Founded in 2019 by choreographer Claire Hancock and composer Vincent Calianno, Two Trains focuses on inventive and abstract storytelling through the combined expressions of imagery and sound. We create immersive visual experiences that amalgamates music, theatre, dance, and cinema.
The technological prowess of our new century has inspired us and given us the tools to be more innovative and curious in our creative process. With that, comes new formats of exhibition, making art widely accessible and inclusive.
The frames of our screens and televisions have become the new proscenium stage. Our speakers and headphones have become the new concert hall. For us, these new frames have refreshed and awakened us with new creative potential that acknowledges the past and points to the future.
Two Trains creates work for a new frame.
A History of the String Quartet in its Natural Habitat examines the format of the string quartet filtered through the history of recorded sound — perhaps more appropriately, through the development of electronic music.

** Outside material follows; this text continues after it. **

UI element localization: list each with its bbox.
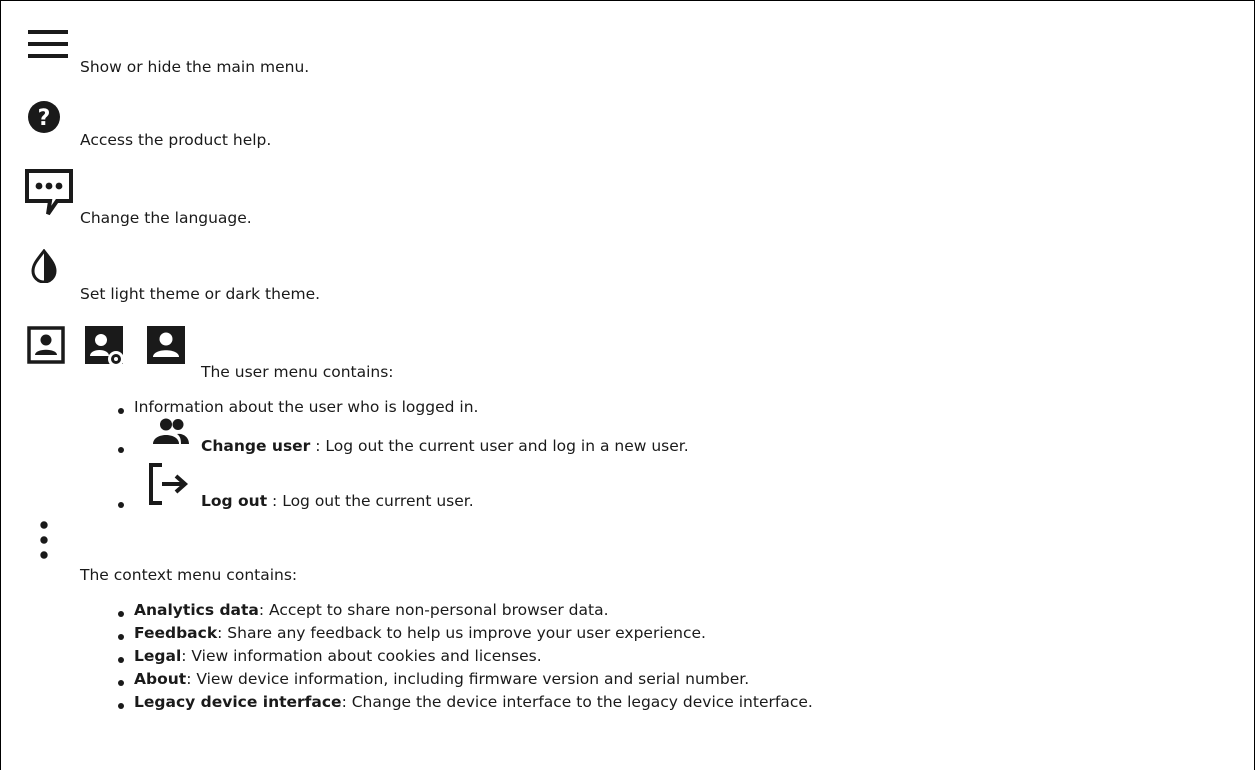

Composers have gravitated towards the string quartet over the last 400 years because it is prized for its homogeneity of sound quality (timbre), its portability, and its ubiquity. Like the piano, it is an easy way to express a musical idea. However, regardless of what kind of music a string quartet plays (Haydn, Borodin, The Beatles), a string quartet will always sound like a string quartet — there are only so many kinds of sounds a quartet can make. In only the last fifty years, composers have sought to extend the timbral palette of the quartet to express new musical possibilities. While these new timbral expressions offered the listener new angles in
which to ‘hear’ a string quartet, their tethering to a specific musical language that prizes spontaneity, disjunction, and microtonality, offers us little more than noise capsules that sound more outdated like Schoenberg, Brahms and Mozart by the decade.
I often wonder what role the string quartet has today now that all of its expressive possibilities have been exhausted? Is there any room for a new string quartet? The same could be said about electronic sounds. Have we exhausted our potential for new timbres? What role will composers and musicians play when our formats have decayed?
L’Astronome is our most ambitious project to date. Cast as an opera in nine parts it serves as a blueprint for Two Trains. Its not a dance piece, or musical work, but a conglomeration of movement, sound, film, and theatre. Told in three acts it does a lot without doing much. It is, of course, monumental.
Previews will begin in the Spring of 2022, with a mounting of the whole work during our 2022 season.